A economia é só um dos motivos do avanço da extrema
direita na Alemanha. Já no Brasil, ela está nas cordas, mas de olho nos erros
do governo
A relação entre economia e política sempre existirá, ainda
que os determinantes do voto sejam cada vez mais múltiplos e complexos. O que
leva a Alemanha a dar 20% dos votos a um partido de extrema direita? Isso nunca
terá uma resposta simples. Desde o início da guerra da Rússia contra a Ucrânia,
o país enfrenta duas pressões de preços: o gás que vinha da Rússia e que teve
que ser substituído por outras fontes mais caras, e os grãos que vinham da
Ucrânia. Como consequência, energia e pão encareceram na Alemanha.
O impacto da inflação no humor dos
eleitores é um fenômeno global. A pandemia elevou o custo de vida, depois houve
redução, mas muitos preços ficaram em patamar alto. No Brasil, a queda da
popularidade do presidente Lula tem sido atribuída à inflação, mas, como tenho
dito aqui, em 2025 a inflação de alimentos não será tão alta quanto em 2024. O
grande choque de preços aconteceu no governo anterior. A queda da popularidade
tem várias explicações e ainda há o desgaste natural de quem governa.
Na Alemanha, como em outros países europeus, a xenofobia e o
nacionalismo têm sido sentimentos explorados por extremistas. Segundo uma
brasileira que mora na Alemanha, o que os alemães têm dito é que aumentou a
sensação de insegurança pelo maior número de imigrantes muçulmanos nas ruas. Em
geral, homens. O sentimento anti-imigrante, como se sabe, é explorado por
líderes como Donald Trump.
Curiosamente, a líder da Alternativa para a Alemanha (AfD),
Alice Weidel, é casada com uma imigrante do Sri Lanka. A mulher de Weidel mora
na Suíça, onde são criados os dois filhos do casal.
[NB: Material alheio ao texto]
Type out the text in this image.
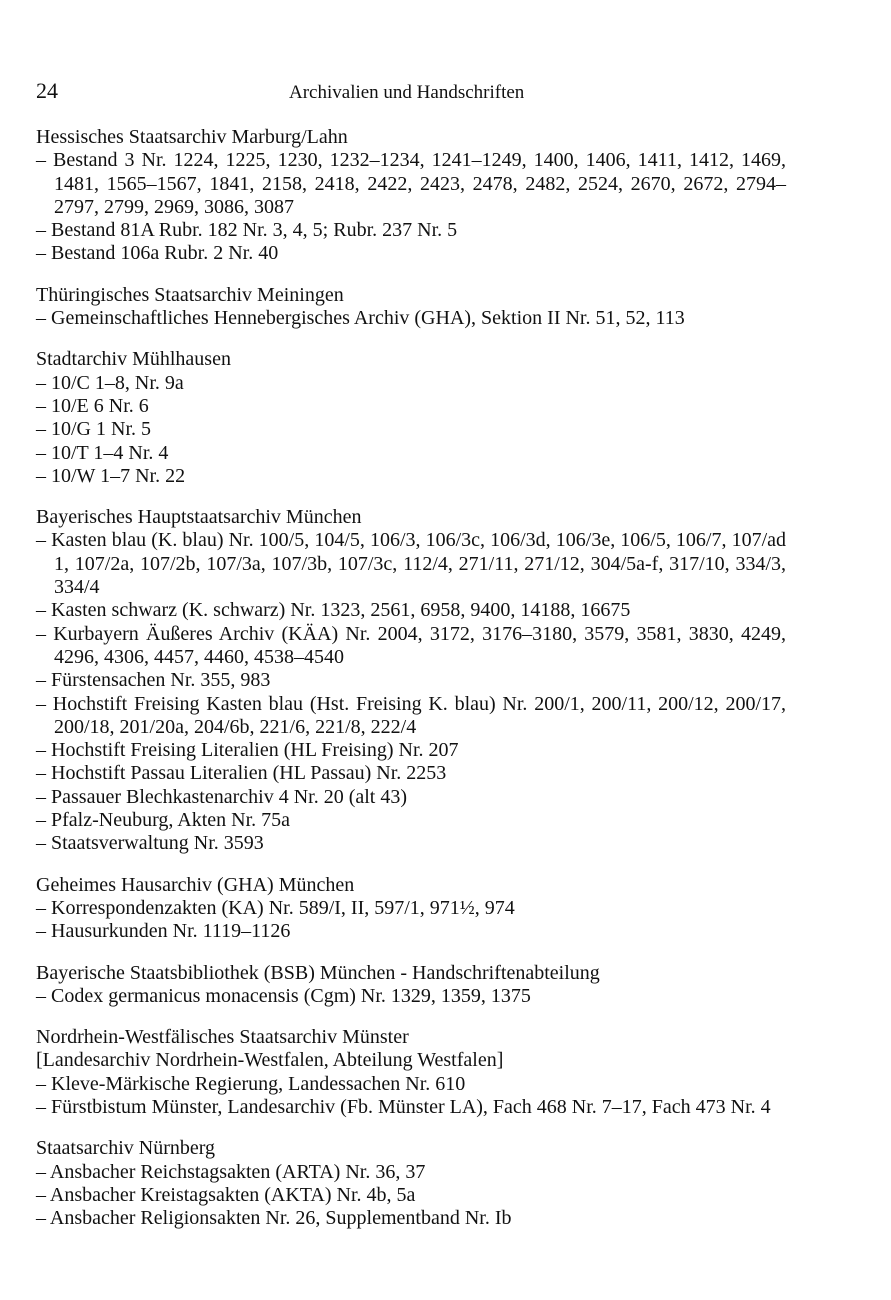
24	Archivalien und Handschriften
Hessisches Staatsarchiv Marburg/Lahn
– Bestand 3 Nr. 1224, 1225, 1230, 1232–1234, 1241–1249, 1400, 1406, 1411, 1412, 1469, 1481, 1565–1567, 1841, 2158, 2418, 2422, 2423, 2478, 2482, 2524, 2670, 2672, 2794–2797, 2799, 2969, 3086, 3087
– Bestand 81A Rubr. 182 Nr. 3, 4, 5; Rubr. 237 Nr. 5
– Bestand 106a Rubr. 2 Nr. 40
Thüringisches Staatsarchiv Meiningen
– Gemeinschaftliches Hennebergisches Archiv (GHA), Sektion II Nr. 51, 52, 113
Stadtarchiv Mühlhausen
– 10/C 1–8, Nr. 9a
– 10/E 6 Nr. 6
– 10/G 1 Nr. 5
– 10/T 1–4 Nr. 4
– 10/W 1–7 Nr. 22
Bayerisches Hauptstaatsarchiv München
– Kasten blau (K. blau) Nr. 100/5, 104/5, 106/3, 106/3c, 106/3d, 106/3e, 106/5, 106/7, 107/ad 1, 107/2a, 107/2b, 107/3a, 107/3b, 107/3c, 112/4, 271/11, 271/12, 304/5a-f, 317/10, 334/3, 334/4
– Kasten schwarz (K. schwarz) Nr. 1323, 2561, 6958, 9400, 14188, 16675
– Kurbayern Äußeres Archiv (KÄA) Nr. 2004, 3172, 3176–3180, 3579, 3581, 3830, 4249, 4296, 4306, 4457, 4460, 4538–4540
– Fürstensachen Nr. 355, 983
– Hochstift Freising Kasten blau (Hst. Freising K. blau) Nr. 200/1, 200/11, 200/12, 200/17, 200/18, 201/20a, 204/6b, 221/6, 221/8, 222/4
– Hochstift Freising Literalien (HL Freising) Nr. 207
– Hochstift Passau Literalien (HL Passau) Nr. 2253
– Passauer Blechkastenarchiv 4 Nr. 20 (alt 43)
– Pfalz-Neuburg, Akten Nr. 75a
– Staatsverwaltung Nr. 3593
Geheimes Hausarchiv (GHA) München
– Korrespondenzakten (KA) Nr. 589/I, II, 597/1, 971½, 974
– Hausurkunden Nr. 1119–1126
Bayerische Staatsbibliothek (BSB) München - Handschriftenabteilung
– Codex germanicus monacensis (Cgm) Nr. 1329, 1359, 1375
Nordrhein-Westfälisches Staatsarchiv Münster
[Landesarchiv Nordrhein-Westfalen, Abteilung Westfalen]
– Kleve-Märkische Regierung, Landessachen Nr. 610
– Fürstbistum Münster, Landesarchiv (Fb. Münster LA), Fach 468 Nr. 7–17, Fach 473 Nr. 4
Staatsarchiv Nürnberg
– Ansbacher Reichstagsakten (ARTA) Nr. 36, 37
– Ansbacher Kreistagsakten (AKTA) Nr. 4b, 5a
– Ansbacher Religionsakten Nr. 26, Supplementband Nr. Ib
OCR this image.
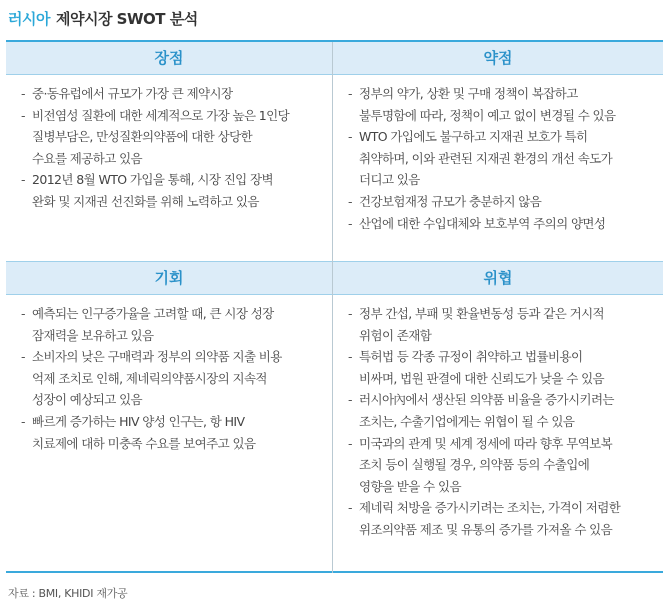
러시아 제약시장 SWOT 분석
장점
- 중·동유럽에서 규모가 가장 큰 제약시장
- 비전염성 질환에 대한 세계적으로 가장 높은 1인당
질병부담은, 만성질환의약품에 대한 상당한
수요를 제공하고 있음
- 2012년 8월 WTO 가입을 통해, 시장 진입 장벽
완화 및 지재권 선진화를 위해 노력하고 있음
약점
- 정부의 약가, 상환 및 구매 정책이 복잡하고
불투명함에 따라, 정책이 예고 없이 변경될 수 있음
- WTO 가입에도 불구하고 지재권 보호가 특히
취약하며, 이와 관련된 지재권 환경의 개선 속도가
더디고 있음
- 건강보험재정 규모가 충분하지 않음
- 산업에 대한 수입대체와 보호부역 주의의 양면성
기회
- 예측되는 인구증가율을 고려할 때, 큰 시장 성장
잠재력을 보유하고 있음
- 소비자의 낮은 구매력과 정부의 의약품 지출 비용
억제 조치로 인해, 제네릭의약품시장의 지속적
성장이 예상되고 있음
- 빠르게 증가하는 HIV 양성 인구는, 항 HIV
치료제에 대하 미충족 수요를 보여주고 있음
위협
- 정부 간섭, 부패 및 환율변동성 등과 같은 거시적
위험이 존재함
- 특허법 등 각종 규정이 취약하고 법률비용이
비싸며, 법원 판결에 대한 신뢰도가 낮을 수 있음
- 러시아內에서 생산된 의약품 비율을 증가시키려는
조치는, 수출기업에게는 위협이 될 수 있음
- 미국과의 관계 및 세계 정세에 따라 향후 무역보복
조치 등이 실행될 경우, 의약품 등의 수출입에
영향을 받을 수 있음
- 제네릭 처방을 증가시키려는 조치는, 가격이 저렴한
위조의약품 제조 및 유통의 증가를 가져올 수 있음
자료 : BMI, KHIDI 재가공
Nada disso tem qualquer
demérito aos olhos de quem tem uma visão contemporânea das relações familiares.
O problema é o ultraconservadorismo que essa corrente política defende nas
relações de gênero e a política de ódio ao imigrante. Fica hipócrita, para
dizer o mínimo. Mas isso nunca é levado em consideração pelos eleitores.
A lúcida e sempre bem informada jornalista Dorrit Harazim,
ao escrever neste fim de semana em O GLOBO sobre o que já aconteceu no primeiro
mês de Donald Trump na Casa Branca, encerrou o artigo com uma frase definitiva.
“Não percebe o precipício quem não quer.” O abismo já vivido pela humanidade
está diante de nós diariamente. No autoritarismo de Trump, por exemplo. Ele
mostrou estar disposto a atacar a ordem geopolítica organizada após a segunda
guerra mundial, não para aperfeiçoá-la, mas para implodi-la, colocando no lugar
seu unilateralismo e o imperialismo próximo do da guerra fria. A visita e as
palavras do vice-presidente J.D.Vance na Europa chocaram não apenas os
europeus.
A Alemanha vai construir uma coalizão de governo juntando os
conservadores do CDU-CSU com a social democracia (SPD), que acaba de ter um
enorme retrocesso, perdendo mais de 9 pontos percentuais de votos, mas ainda
tem 16,4%, e o partido Verde que ficou com 12,2%. O problema não é o governo a
ser liderado por Friedrich Merz, apesar de, com ele, a democracia cristã de
Angela Merkel ter ido mais para a direita. O problema é o que tem levado o
mundo a desprezar valores que foram consolidados no século passado, após as
duas trágicas guerras mundiais, e ameaçar todos os outros avanços que foram
sendo agregados nas últimas décadas.
No Brasil, a inflação tem sido apontada como uma das razões
da queda de popularidade de Lula. Neste fevereiro, o número virá horroroso. As
projeções são de 1,37% para o IPCA cheio do mês. Hoje sairá o IPCA-15, e há
projeção de 1,3% até 1,5%, nessa primeira prévia. Uma das explicações é que a
queda da energia no mês passado, pelo bônus de Itaipu, tem efeito rebote agora,
porque inflação se calcula pela média de um mês contra a média do outro mês. O
alívio custará caro, piorando os números.
O governo deve evitar brigas internas, anúncios impensados e
qualquer tipo de intervenção. A busca da queda da inflação se dá por medidas
fiscais e monetárias. O problema é que o fogo amigo contra a equipe econômica
enfraquece o próprio governo ao ficar procurando deslizes e supostos erros e
alimentar as críticas.
A extrema direita no Brasil está neste momento nas cordas, e
vai reagir usando as armas que domina, como a manipulação de fatos para o
bombardeio digital. Brigas de tendências políticas sempre foram comuns nas
democracias. O risco agora é uma ala que, ao assumir o poder, ameaça valores,
direitos fundamentais e a democracia.